Venom #10

by  in Comic Reviews Comment
Venom #10

During “Spider-Island,” Rick Remender did a good job of both holding up his end of the crossover and providing a strong set of subplots that might draw readers back for the next story. That, in a nutshell, is how you should handle a crossover. With that in mind, what will people who have jumped on the book for the first post-“SI” issue get for their money?

The inciting incident for this storyline concerns a plotline which wasn’t prominently mentioned in the crossover issues: that Jack O’Lantern knows Venom’s identity and is exploiting that knowledge. That said, Remender introduces it in such a way that new readers will quickly understand what’s going on, and what that means for Venom. The stakes are simple, and the motivation powerful.

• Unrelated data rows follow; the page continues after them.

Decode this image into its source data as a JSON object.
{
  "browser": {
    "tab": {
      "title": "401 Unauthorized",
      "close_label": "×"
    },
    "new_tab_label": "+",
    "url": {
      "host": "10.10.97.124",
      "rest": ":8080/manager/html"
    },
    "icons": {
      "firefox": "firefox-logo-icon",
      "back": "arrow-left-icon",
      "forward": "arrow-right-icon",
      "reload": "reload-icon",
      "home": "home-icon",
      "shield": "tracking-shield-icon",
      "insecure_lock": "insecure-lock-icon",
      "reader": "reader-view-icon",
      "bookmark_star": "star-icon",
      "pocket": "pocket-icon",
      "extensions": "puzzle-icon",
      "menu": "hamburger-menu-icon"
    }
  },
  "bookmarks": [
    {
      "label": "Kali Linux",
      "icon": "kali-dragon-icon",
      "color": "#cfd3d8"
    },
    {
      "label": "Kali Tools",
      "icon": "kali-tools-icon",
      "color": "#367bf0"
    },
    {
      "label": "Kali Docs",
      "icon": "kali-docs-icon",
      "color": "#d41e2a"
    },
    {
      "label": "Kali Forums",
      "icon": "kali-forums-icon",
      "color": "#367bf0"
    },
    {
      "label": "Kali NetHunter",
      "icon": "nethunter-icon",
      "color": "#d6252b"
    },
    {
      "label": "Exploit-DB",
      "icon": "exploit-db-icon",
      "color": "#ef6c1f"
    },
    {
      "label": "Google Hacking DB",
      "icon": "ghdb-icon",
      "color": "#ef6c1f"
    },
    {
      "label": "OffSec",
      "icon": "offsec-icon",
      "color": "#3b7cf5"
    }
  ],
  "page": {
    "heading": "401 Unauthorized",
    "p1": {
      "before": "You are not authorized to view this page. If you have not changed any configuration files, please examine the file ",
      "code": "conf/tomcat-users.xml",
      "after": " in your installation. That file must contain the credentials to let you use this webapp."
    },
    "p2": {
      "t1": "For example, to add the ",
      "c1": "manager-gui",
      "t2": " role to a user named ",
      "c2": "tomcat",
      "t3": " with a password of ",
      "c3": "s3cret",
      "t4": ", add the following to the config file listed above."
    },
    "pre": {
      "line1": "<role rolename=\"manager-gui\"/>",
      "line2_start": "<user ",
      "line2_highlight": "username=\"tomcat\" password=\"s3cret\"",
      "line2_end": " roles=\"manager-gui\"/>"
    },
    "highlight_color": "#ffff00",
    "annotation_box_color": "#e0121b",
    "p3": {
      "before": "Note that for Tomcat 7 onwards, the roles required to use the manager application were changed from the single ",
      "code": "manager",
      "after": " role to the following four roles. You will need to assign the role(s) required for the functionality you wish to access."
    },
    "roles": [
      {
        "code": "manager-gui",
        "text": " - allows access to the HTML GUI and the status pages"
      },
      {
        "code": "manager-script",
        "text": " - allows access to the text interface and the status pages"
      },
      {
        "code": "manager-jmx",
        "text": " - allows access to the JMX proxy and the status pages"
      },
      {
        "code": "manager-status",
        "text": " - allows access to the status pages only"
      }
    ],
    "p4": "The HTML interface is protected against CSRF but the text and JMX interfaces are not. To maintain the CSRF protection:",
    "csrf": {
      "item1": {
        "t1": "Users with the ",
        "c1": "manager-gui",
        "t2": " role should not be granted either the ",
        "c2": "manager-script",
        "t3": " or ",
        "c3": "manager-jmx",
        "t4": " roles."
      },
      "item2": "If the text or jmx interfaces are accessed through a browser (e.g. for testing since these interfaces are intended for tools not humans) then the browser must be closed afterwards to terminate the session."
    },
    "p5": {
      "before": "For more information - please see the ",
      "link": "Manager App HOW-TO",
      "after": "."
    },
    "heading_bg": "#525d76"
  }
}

Beyond that, the book reads almost as a direct continuation of Venom’s role during “Spider-Island” featuring not just the fallout of his father’s death, but the return of Captain America who had a reasonably prominent role in Venom’s tie-in issues. For obvious reasons, Flash looks up to Captain America, and this conflict of interests (he’s trying to seize the Venom symbiote) creates a hero-vs-hero battle that feels like it has some substance. There’s perhaps some suspicion in the way Venom manages to take down Captain America so easily, but, since it’s Venom’s book, we can forgive that fudge.

The ending of the issue provides a nice springboard into the coming plot, and given that Venom will soon join the “Secret Avengers,” also written by Remender, it’s likely Captain America will show up again. What’s interesting is Remender has found a way to make his involvement in the story seem organic and natural, even though his appearance in the crossover issues might have been editorially mandated.

This issue sees Lan Medina join the title as the artist (for this arc, at least). There’s a lot about Medina which is similar to the book’s original artist, Tony Moore, with instantly-readable facial expressions and a high level of detail in the environments and figures. There are a lot of background characters, and Medina doesn’t shy away from including them all when he could just as easily shoot around them, which helps enormously in building the atmosphere, whether at the funeral, the Crime-Master’s base or the Venom Project’s headquarters.

Perhaps the most interesting thing about this story is, despite being the voice of authoritarian government, Captain America is probably correct: Venom is too dangerous for one man to control, and we’ve already seen him go too far. He’s taking the wrong risks and making the wrong decisions. We might be rooting for Flash because it’s his book, but it’s not quite as clear-cut as that. I fully expect that idea to develop over the next few issues, and there’s no question I want to be around to read it.